Dubai’s record-breaker is also a powerful emblem of forgetfulness. According to Andrew Lawrence of Barclays Capital, the construction of exceptionally tall buildings is a reliable indicator of economic crises in the making. From the time the first skyscraper went up—the Equitable Life Building in New York, in 1870—to the completion of the Empire State Building (1931) and the World Trade Centre (1972) in the same city and the Petronas Towers in Kuala Lumpur (1998), great height has usually coincided with big trouble.
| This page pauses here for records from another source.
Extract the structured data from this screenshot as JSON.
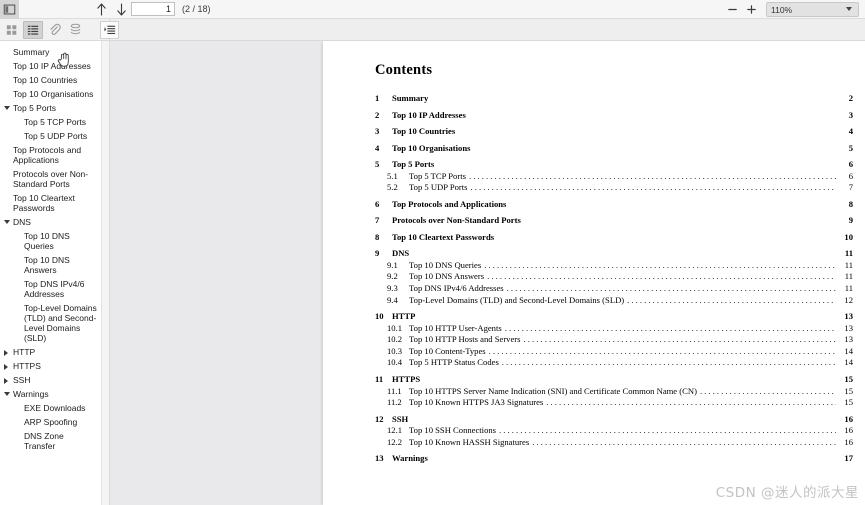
{
  "toolbar": {
    "sidebar_toggle_icon": "sidebar-panel-icon",
    "prev_page_icon": "arrow-up-icon",
    "next_page_icon": "arrow-down-icon",
    "page_number_value": "1",
    "page_total_label": "(2 / 18)",
    "zoom_out_label": "−",
    "zoom_in_label": "+",
    "zoom_level": "110%"
  },
  "sidebar_toolbar": {
    "thumbnails_icon": "thumbnails-grid-icon",
    "outline_icon": "document-outline-icon",
    "attachments_icon": "paperclip-icon",
    "layers_icon": "layers-stack-icon",
    "current_view_icon": "current-outline-item-icon"
  },
  "outline": {
    "items": [
      {
        "label": "Summary",
        "level": 1,
        "marker": "none"
      },
      {
        "label": "Top 10 IP Addresses",
        "level": 1,
        "marker": "none"
      },
      {
        "label": "Top 10 Countries",
        "level": 1,
        "marker": "none"
      },
      {
        "label": "Top 10 Organisations",
        "level": 1,
        "marker": "none"
      },
      {
        "label": "Top 5 Ports",
        "level": 1,
        "marker": "open"
      },
      {
        "label": "Top 5 TCP Ports",
        "level": 2,
        "marker": "none"
      },
      {
        "label": "Top 5 UDP Ports",
        "level": 2,
        "marker": "none"
      },
      {
        "label": "Top Protocols and Applications",
        "level": 1,
        "marker": "none"
      },
      {
        "label": "Protocols over Non-Standard Ports",
        "level": 1,
        "marker": "none"
      },
      {
        "label": "Top 10 Cleartext Passwords",
        "level": 1,
        "marker": "none"
      },
      {
        "label": "DNS",
        "level": 1,
        "marker": "open"
      },
      {
        "label": "Top 10 DNS Queries",
        "level": 2,
        "marker": "none"
      },
      {
        "label": "Top 10 DNS Answers",
        "level": 2,
        "marker": "none"
      },
      {
        "label": "Top DNS IPv4/6 Addresses",
        "level": 2,
        "marker": "none"
      },
      {
        "label": "Top-Level Domains (TLD) and Second-Level Domains (SLD)",
        "level": 2,
        "marker": "none"
      },
      {
        "label": "HTTP",
        "level": 1,
        "marker": "closed"
      },
      {
        "label": "HTTPS",
        "level": 1,
        "marker": "closed"
      },
      {
        "label": "SSH",
        "level": 1,
        "marker": "closed"
      },
      {
        "label": "Warnings",
        "level": 1,
        "marker": "open"
      },
      {
        "label": "EXE Downloads",
        "level": 2,
        "marker": "none"
      },
      {
        "label": "ARP Spoofing",
        "level": 2,
        "marker": "none"
      },
      {
        "label": "DNS Zone Transfer",
        "level": 2,
        "marker": "none"
      }
    ]
  },
  "document": {
    "title": "Contents",
    "toc": [
      {
        "num": "1",
        "label": "Summary",
        "page": "2",
        "level": 1,
        "dots": false
      },
      {
        "num": "2",
        "label": "Top 10 IP Addresses",
        "page": "3",
        "level": 1,
        "dots": false
      },
      {
        "num": "3",
        "label": "Top 10 Countries",
        "page": "4",
        "level": 1,
        "dots": false
      },
      {
        "num": "4",
        "label": "Top 10 Organisations",
        "page": "5",
        "level": 1,
        "dots": false
      },
      {
        "num": "5",
        "label": "Top 5 Ports",
        "page": "6",
        "level": 1,
        "dots": false
      },
      {
        "num": "5.1",
        "label": "Top 5 TCP Ports",
        "page": "6",
        "level": 2,
        "dots": true
      },
      {
        "num": "5.2",
        "label": "Top 5 UDP Ports",
        "page": "7",
        "level": 2,
        "dots": true
      },
      {
        "num": "6",
        "label": "Top Protocols and Applications",
        "page": "8",
        "level": 1,
        "dots": false
      },
      {
        "num": "7",
        "label": "Protocols over Non-Standard Ports",
        "page": "9",
        "level": 1,
        "dots": false
      },
      {
        "num": "8",
        "label": "Top 10 Cleartext Passwords",
        "page": "10",
        "level": 1,
        "dots": false
      },
      {
        "num": "9",
        "label": "DNS",
        "page": "11",
        "level": 1,
        "dots": false
      },
      {
        "num": "9.1",
        "label": "Top 10 DNS Queries",
        "page": "11",
        "level": 2,
        "dots": true
      },
      {
        "num": "9.2",
        "label": "Top 10 DNS Answers",
        "page": "11",
        "level": 2,
        "dots": true
      },
      {
        "num": "9.3",
        "label": "Top DNS IPv4/6 Addresses",
        "page": "11",
        "level": 2,
        "dots": true
      },
      {
        "num": "9.4",
        "label": "Top-Level Domains (TLD) and Second-Level Domains (SLD)",
        "page": "12",
        "level": 2,
        "dots": true
      },
      {
        "num": "10",
        "label": "HTTP",
        "page": "13",
        "level": 1,
        "dots": false
      },
      {
        "num": "10.1",
        "label": "Top 10 HTTP User-Agents",
        "page": "13",
        "level": 2,
        "dots": true
      },
      {
        "num": "10.2",
        "label": "Top 10 HTTP Hosts and Servers",
        "page": "13",
        "level": 2,
        "dots": true
      },
      {
        "num": "10.3",
        "label": "Top 10 Content-Types",
        "page": "14",
        "level": 2,
        "dots": true
      },
      {
        "num": "10.4",
        "label": "Top 5 HTTP Status Codes",
        "page": "14",
        "level": 2,
        "dots": true
      },
      {
        "num": "11",
        "label": "HTTPS",
        "page": "15",
        "level": 1,
        "dots": false
      },
      {
        "num": "11.1",
        "label": "Top 10 HTTPS Server Name Indication (SNI) and Certificate Common Name (CN)",
        "page": "15",
        "level": 2,
        "dots": true
      },
      {
        "num": "11.2",
        "label": "Top 10 Known HTTPS JA3 Signatures",
        "page": "15",
        "level": 2,
        "dots": true
      },
      {
        "num": "12",
        "label": "SSH",
        "page": "16",
        "level": 1,
        "dots": false
      },
      {
        "num": "12.1",
        "label": "Top 10 SSH Connections",
        "page": "16",
        "level": 2,
        "dots": true
      },
      {
        "num": "12.2",
        "label": "Top 10 Known HASSH Signatures",
        "page": "16",
        "level": 2,
        "dots": true
      },
      {
        "num": "13",
        "label": "Warnings",
        "page": "17",
        "level": 1,
        "dots": false
      }
    ]
  },
  "watermark": {
    "text": "CSDN @迷人的派大星"
  },
  "colors": {
    "toolbar_bg": "#f6f6f6",
    "viewer_bg": "#e9e9eb",
    "page_bg": "#ffffff",
    "text": "#1c1c1c",
    "watermark": "#c3c3c3"
  }
}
Mr Lawrence’s theory is not perfect, but it feels right. Property moves in cycles, and the more ambitious the scale of construction on the way up, the steeper the drop on the way down. A sharp turn in the property cycle is a serious matter. The five big banking blow-ups in the rich world before the latest crisis (Spain in the 1970s, Norway in the 1980s and Sweden, Finland and Japan in the 1990s) had property at their heart. Banking crises in the developing world have also tended to happen at the peak of housing booms or just after a bust in prices.